You know how you get busy and things slip your mind? Like this newsletter, ha ha. Turns out we were so late mailing the city phone bills that the phone company stuck us for $800,000 in late fees! And it never rains but it pours: The brilliant minds who built the Century Freeway didn’t listen to the experts and put some of the freeway below ground level. Now the thing’s sinking. Maybe by the time you visit us, we can go fishing there.
Sportswise, 1999 wasn’t so great. We didn’t get a pro football team (but the good news is that we didn’t get that awful Taco Bell stadium in Carson, either). We’re not going to the Rose Bowl--but we were so embarrassed by the UCLA football players lying to get handicapped parking stickers that if UCLA was going to a bowl game, we’d cheer for the other team.
Did you feel as bad as we did for Charlton?
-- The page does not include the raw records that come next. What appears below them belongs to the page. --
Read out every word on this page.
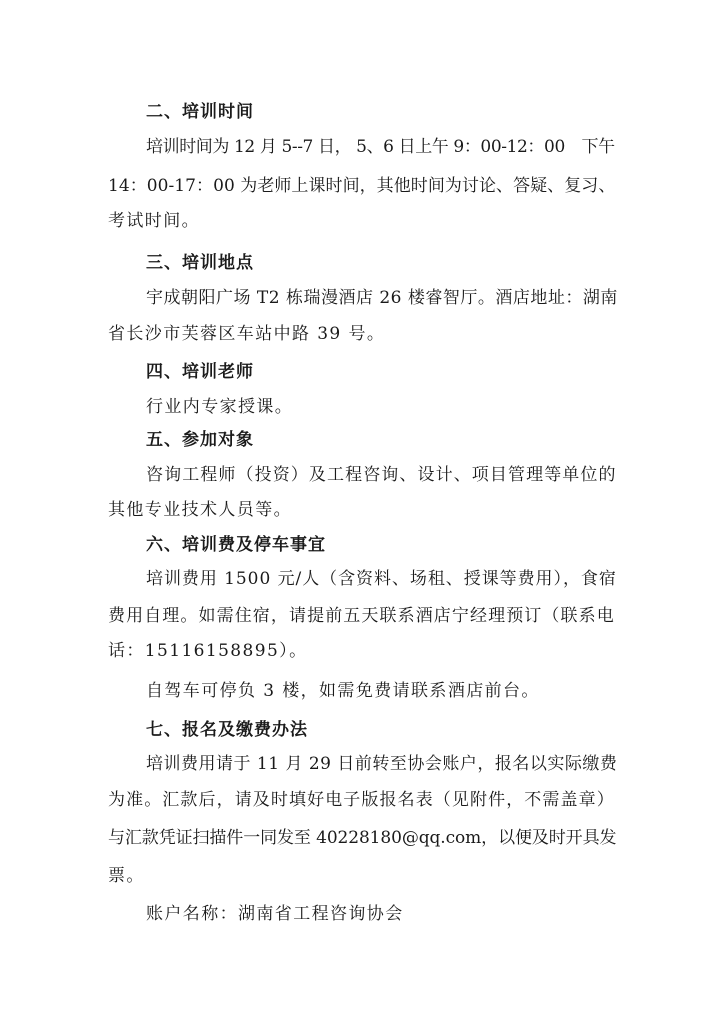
二、培训时间
培训时间为 12 月 5--7 日， 5、6 日上午 9：00-12：00　下午
14：00-17：00 为老师上课时间，其他时间为讨论、答疑、复习、
考试时间。
三、培训地点
宇成朝阳广场 T2 栋瑞漫酒店 26 楼睿智厅。酒店地址：湖南
省长沙市芙蓉区车站中路 39 号。
四、培训老师
行业内专家授课。
五、参加对象
咨询工程师（投资）及工程咨询、设计、项目管理等单位的
其他专业技术人员等。
六、培训费及停车事宜
培训费用 1500 元/人（含资料、场租、授课等费用），食宿
费用自理。如需住宿，请提前五天联系酒店宁经理预订（联系电
话：15116158895）。
自驾车可停负 3 楼，如需免费请联系酒店前台。
七、报名及缴费办法
培训费用请于 11 月 29 日前转至协会账户，报名以实际缴费
为准。汇款后，请及时填好电子版报名表（见附件，不需盖章）
与汇款凭证扫描件一同发至 40228180@qq.com，以便及时开具发
票。
账户名称：湖南省工程咨询协会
He gets elected NRA president and then this horrible thing happens at Columbine and he says on TV, “If there had been even one armed guard in the school, he could have saved a lot of lives. . . .” Talk about “ready, fire, aim"--there was an armed guard, and it happened anyway.
Ditto our poor shopping-mall Santa. He got miffed at a woman who brought her bawling 19-month-old baby for a Santa photo and yelled at her and ripped off his beard and his wig and his coat and fled. After a year like this, can you blame him?
Hope anno 1-triple-9 was as memorable for you and yours as it was for us and ours. Until next year, love from here, L.A.